Ryan Mather, CEO at reinsurer Ariel Re, says his company is looking to take advantage of the comparatively muted conditions in the third party capital markets as it seeks to grow and diversify its sources of protection.
Speaking in an interview with Artemis, Mather commented on Ariel Re’s growing use of alternative capital amid what he sees as a “market in flux.”
The company sponsored its first and second ever catastrophe bonds last year, securing $150 million and then $175 million of coverage via its Titania Re series bonds.
With conditions in the retrocession market continuing to present challenges for many reinsurers, firms like Ariel Re are clearly seeing opportunities to secure well-priced aggregate retro in the capital markets using catastrophe bonds.
But Mather notes that tapping into these markets also now comes with its own challenges, specifically when it comes to building confidence with increasingly discerning investors who have endured multiple years of poor returns.
“We’re committed to not just having our own capital for alignment, but also growing by third party capital, and making sure that that third party capital is as well served as possible by being the best underwriters in a few focused lines of business, and making sure that we manage our expenses in such a way that we provide good value for money,” Mather told Artemis.
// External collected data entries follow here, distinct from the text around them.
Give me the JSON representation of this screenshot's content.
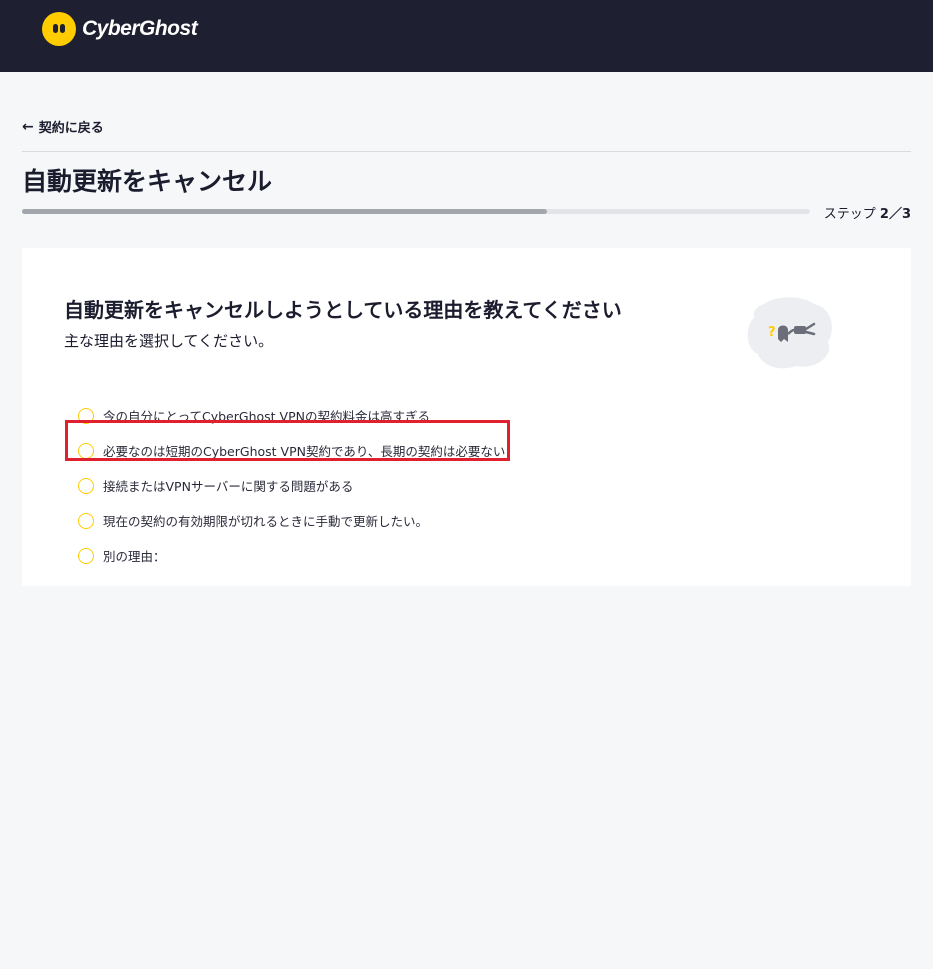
{
  "header": {
    "logo_text": "CyberGhost",
    "logo_icon": "cyberghost-ghost-icon"
  },
  "nav": {
    "back_label": "契約に戻る",
    "back_icon": "arrow-left-icon"
  },
  "page": {
    "title": "自動更新をキャンセル",
    "step_prefix": "ステップ",
    "step_value": "2／3",
    "progress": 0.6667
  },
  "card": {
    "title": "自動更新をキャンセルしようとしている理由を教えてください",
    "subtitle": "主な理由を選択してください。",
    "illustration": "ghost-unplugged-illustration",
    "options": [
      "今の自分にとってCyberGhost VPNの契約料金は高すぎる",
      "必要なのは短期のCyberGhost VPN契約であり、長期の契約は必要ない",
      "接続またはVPNサーバーに関する問題がある",
      "現在の契約の有効期限が切れるときに手動で更新したい。",
      "別の理由："
    ]
  },
  "colors": {
    "header_bg": "#1e1f30",
    "accent": "#ffcc00",
    "highlight": "#e0202f",
    "page_bg": "#f6f7f9"
  }
}
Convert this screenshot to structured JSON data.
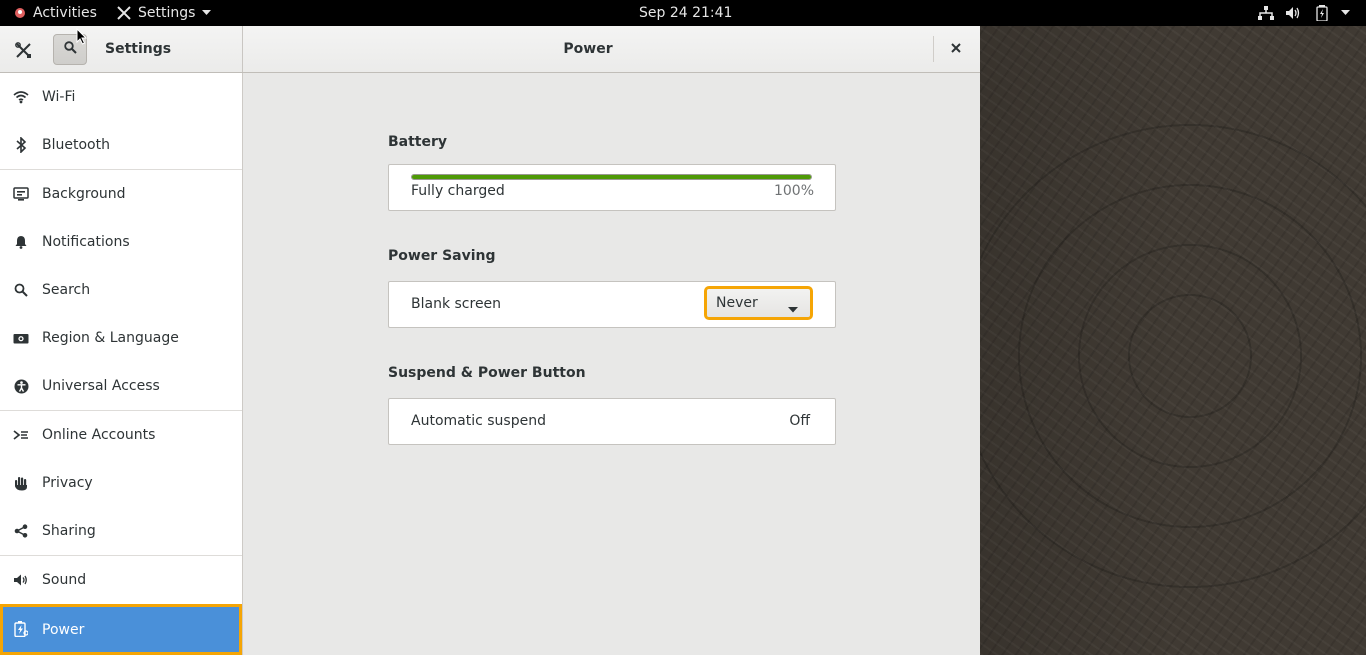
{
  "topbar": {
    "activities": "Activities",
    "app_menu": "Settings",
    "clock": "Sep 24  21:41"
  },
  "window": {
    "sidebar_title": "Settings",
    "panel_title": "Power"
  },
  "sidebar": {
    "items": [
      {
        "label": "Wi-Fi",
        "icon": "wifi-icon"
      },
      {
        "label": "Bluetooth",
        "icon": "bluetooth-icon"
      },
      {
        "label": "Background",
        "icon": "background-icon"
      },
      {
        "label": "Notifications",
        "icon": "bell-icon"
      },
      {
        "label": "Search",
        "icon": "search-icon"
      },
      {
        "label": "Region & Language",
        "icon": "camera-icon"
      },
      {
        "label": "Universal Access",
        "icon": "accessibility-icon"
      },
      {
        "label": "Online Accounts",
        "icon": "online-accounts-icon"
      },
      {
        "label": "Privacy",
        "icon": "hand-icon"
      },
      {
        "label": "Sharing",
        "icon": "share-icon"
      },
      {
        "label": "Sound",
        "icon": "speaker-icon"
      },
      {
        "label": "Power",
        "icon": "power-icon",
        "selected": true
      }
    ]
  },
  "power": {
    "battery": {
      "title": "Battery",
      "status": "Fully charged",
      "percent": "100%",
      "level": 1.0
    },
    "saving": {
      "title": "Power Saving",
      "blank_screen_label": "Blank screen",
      "blank_screen_value": "Never"
    },
    "suspend": {
      "title": "Suspend & Power Button",
      "auto_suspend_label": "Automatic suspend",
      "auto_suspend_value": "Off"
    }
  },
  "colors": {
    "selected_bg": "#4a90d9",
    "focus_ring": "#f5a505",
    "battery_fill": "#4e9a06"
  }
}
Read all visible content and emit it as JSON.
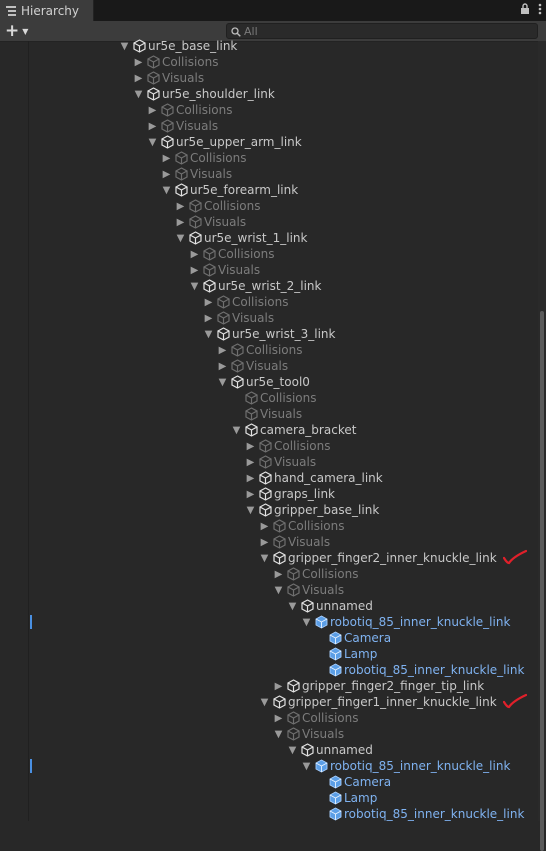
{
  "window": {
    "tab_title": "Hierarchy",
    "lock_icon": "lock-icon",
    "menu_icon": "kebab-menu-icon"
  },
  "toolbar": {
    "add_label": "+",
    "search_placeholder": "All"
  },
  "tree": [
    {
      "label": "ur5e_base_link",
      "depth": 0,
      "arrow": "open",
      "style": "normal"
    },
    {
      "label": "Collisions",
      "depth": 1,
      "arrow": "closed",
      "style": "dim"
    },
    {
      "label": "Visuals",
      "depth": 1,
      "arrow": "closed",
      "style": "dim"
    },
    {
      "label": "ur5e_shoulder_link",
      "depth": 1,
      "arrow": "open",
      "style": "normal"
    },
    {
      "label": "Collisions",
      "depth": 2,
      "arrow": "closed",
      "style": "dim"
    },
    {
      "label": "Visuals",
      "depth": 2,
      "arrow": "closed",
      "style": "dim"
    },
    {
      "label": "ur5e_upper_arm_link",
      "depth": 2,
      "arrow": "open",
      "style": "normal"
    },
    {
      "label": "Collisions",
      "depth": 3,
      "arrow": "closed",
      "style": "dim"
    },
    {
      "label": "Visuals",
      "depth": 3,
      "arrow": "closed",
      "style": "dim"
    },
    {
      "label": "ur5e_forearm_link",
      "depth": 3,
      "arrow": "open",
      "style": "normal"
    },
    {
      "label": "Collisions",
      "depth": 4,
      "arrow": "closed",
      "style": "dim"
    },
    {
      "label": "Visuals",
      "depth": 4,
      "arrow": "closed",
      "style": "dim"
    },
    {
      "label": "ur5e_wrist_1_link",
      "depth": 4,
      "arrow": "open",
      "style": "normal"
    },
    {
      "label": "Collisions",
      "depth": 5,
      "arrow": "closed",
      "style": "dim"
    },
    {
      "label": "Visuals",
      "depth": 5,
      "arrow": "closed",
      "style": "dim"
    },
    {
      "label": "ur5e_wrist_2_link",
      "depth": 5,
      "arrow": "open",
      "style": "normal"
    },
    {
      "label": "Collisions",
      "depth": 6,
      "arrow": "closed",
      "style": "dim"
    },
    {
      "label": "Visuals",
      "depth": 6,
      "arrow": "closed",
      "style": "dim"
    },
    {
      "label": "ur5e_wrist_3_link",
      "depth": 6,
      "arrow": "open",
      "style": "normal"
    },
    {
      "label": "Collisions",
      "depth": 7,
      "arrow": "closed",
      "style": "dim"
    },
    {
      "label": "Visuals",
      "depth": 7,
      "arrow": "closed",
      "style": "dim"
    },
    {
      "label": "ur5e_tool0",
      "depth": 7,
      "arrow": "open",
      "style": "normal"
    },
    {
      "label": "Collisions",
      "depth": 8,
      "arrow": "none",
      "style": "dim"
    },
    {
      "label": "Visuals",
      "depth": 8,
      "arrow": "none",
      "style": "dim"
    },
    {
      "label": "camera_bracket",
      "depth": 8,
      "arrow": "open",
      "style": "normal"
    },
    {
      "label": "Collisions",
      "depth": 9,
      "arrow": "closed",
      "style": "dim"
    },
    {
      "label": "Visuals",
      "depth": 9,
      "arrow": "closed",
      "style": "dim"
    },
    {
      "label": "hand_camera_link",
      "depth": 9,
      "arrow": "closed",
      "style": "normal"
    },
    {
      "label": "graps_link",
      "depth": 9,
      "arrow": "closed",
      "style": "normal"
    },
    {
      "label": "gripper_base_link",
      "depth": 9,
      "arrow": "open",
      "style": "normal"
    },
    {
      "label": "Collisions",
      "depth": 10,
      "arrow": "closed",
      "style": "dim"
    },
    {
      "label": "Visuals",
      "depth": 10,
      "arrow": "closed",
      "style": "dim"
    },
    {
      "label": "gripper_finger2_inner_knuckle_link",
      "depth": 10,
      "arrow": "open",
      "style": "normal",
      "checkmark": true
    },
    {
      "label": "Collisions",
      "depth": 11,
      "arrow": "closed",
      "style": "dim"
    },
    {
      "label": "Visuals",
      "depth": 11,
      "arrow": "open",
      "style": "dim"
    },
    {
      "label": "unnamed",
      "depth": 12,
      "arrow": "open",
      "style": "normal"
    },
    {
      "label": "robotiq_85_inner_knuckle_link",
      "depth": 13,
      "arrow": "open",
      "style": "prefab",
      "marker": true
    },
    {
      "label": "Camera",
      "depth": 14,
      "arrow": "none",
      "style": "prefab"
    },
    {
      "label": "Lamp",
      "depth": 14,
      "arrow": "none",
      "style": "prefab"
    },
    {
      "label": "robotiq_85_inner_knuckle_link",
      "depth": 14,
      "arrow": "none",
      "style": "prefab"
    },
    {
      "label": "gripper_finger2_finger_tip_link",
      "depth": 11,
      "arrow": "closed",
      "style": "normal"
    },
    {
      "label": "gripper_finger1_inner_knuckle_link",
      "depth": 10,
      "arrow": "open",
      "style": "normal",
      "checkmark": true
    },
    {
      "label": "Collisions",
      "depth": 11,
      "arrow": "closed",
      "style": "dim"
    },
    {
      "label": "Visuals",
      "depth": 11,
      "arrow": "open",
      "style": "dim"
    },
    {
      "label": "unnamed",
      "depth": 12,
      "arrow": "open",
      "style": "normal"
    },
    {
      "label": "robotiq_85_inner_knuckle_link",
      "depth": 13,
      "arrow": "open",
      "style": "prefab",
      "marker": true
    },
    {
      "label": "Camera",
      "depth": 14,
      "arrow": "none",
      "style": "prefab"
    },
    {
      "label": "Lamp",
      "depth": 14,
      "arrow": "none",
      "style": "prefab"
    },
    {
      "label": "robotiq_85_inner_knuckle_link",
      "depth": 14,
      "arrow": "none",
      "style": "prefab"
    }
  ],
  "colors": {
    "prefab_text": "#7fb2f0",
    "dim_text": "#7c7c7c",
    "annotation": "#e0202a"
  }
}
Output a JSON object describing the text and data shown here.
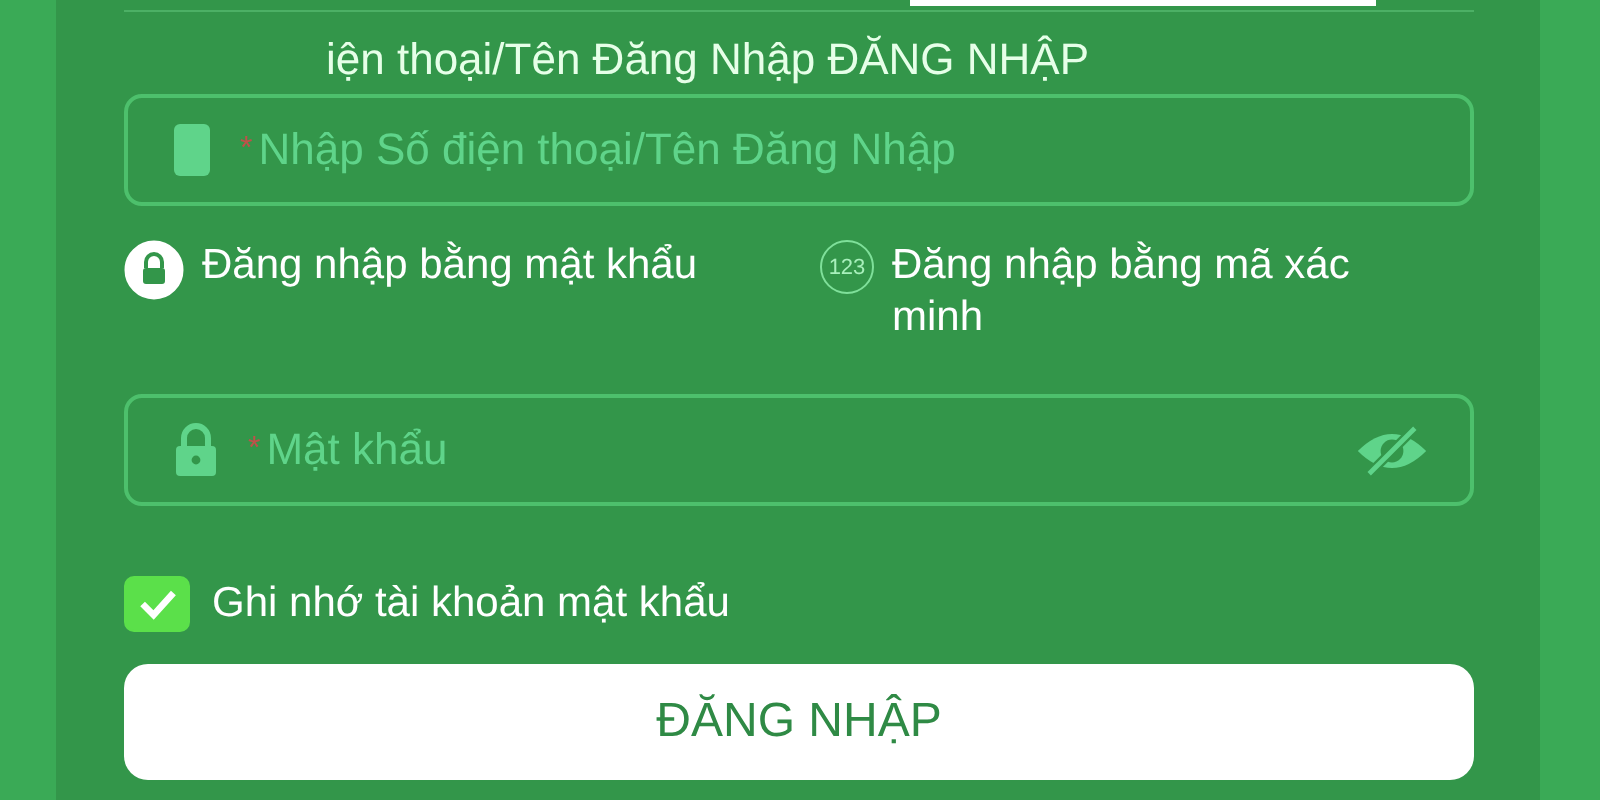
{
  "heading": "iện thoại/Tên Đăng Nhập ĐĂNG NHẬP",
  "required_mark": "*",
  "username": {
    "placeholder": "Nhập Số điện thoại/Tên Đăng Nhập",
    "required": true
  },
  "login_modes": [
    {
      "kind": "password",
      "label": "Đăng nhập bằng mật khẩu",
      "selected": true
    },
    {
      "kind": "code",
      "icon_text": "123",
      "label": "Đăng nhập bằng mã xác minh",
      "selected": false
    }
  ],
  "password": {
    "placeholder": "Mật khẩu",
    "required": true
  },
  "remember": {
    "label": "Ghi nhớ tài khoản mật khẩu",
    "checked": true
  },
  "submit": "ĐĂNG NHẬP"
}
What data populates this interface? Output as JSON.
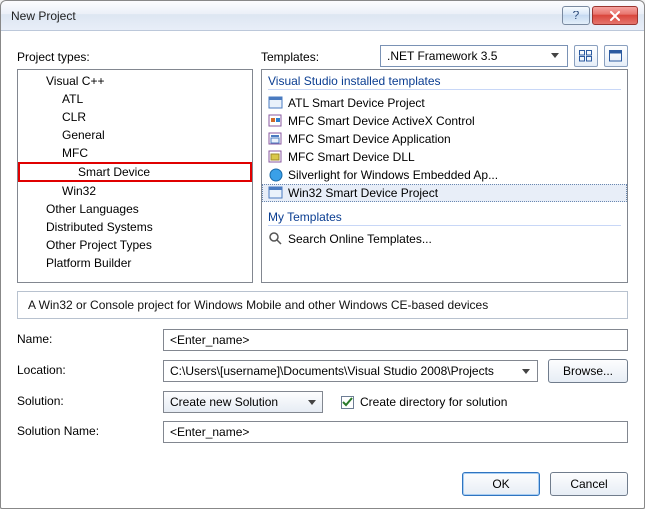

“What we’re seeing is any capital that isn’t traditionally in the reinsurance space – so whether that be pension funds, hedge funds, etc. – that capital has been very much more discerning as it attempts to come into property cat. And I think we’re seeing quite a few changes to that market,” he continued.
“Obviously, the global financial conditions are probably playing a part. We’re seeing the Fed tightening. I think that’s going to play its part. But most of all, I think it’s just the confidence that capital has to come into this marketplace.”
Asked whether there was any significance to the timing of Ariel Re’s entry into the alternative capital space, Mather insisted that his company is “always trying to find diversified sources of capital” but acknowledged that the cat bond market is currently representing the best avenue.
Specifically, he noted that the cat bond market can offer the most efficient capital for protection towards the tail end of the risk curve, given current market conditions.
“We protect ourselves on a part of the curve that not many others like to do,” Mather told Artemis. “It’s efficient, and it’s also multi year. So we’ve got three years’ certainty of that capital being in place. So we’re really delighted with that.”
Going forward, the CEO expects that the most “thoughtful” capital will continue to enter into the alternative capital space despite greater levels of wariness among investors.
And Ariel Re will be increasingly looking to win over and partner with this capital as it looks to target further growth in this area and to secure retro protection at more favourable terms than may be available in the traditional space.
“We will continue to engage with all capital providers, because that’s part of our model,” Mather concluded.
“We need to convince them that how we do things is better than everyone else, that we really do understand the risk that we’re taking on and can articulate that clearly to them. And we need to make sure that we deliver to any capital providers the returns that we say we’re going to over the course of the cycle.”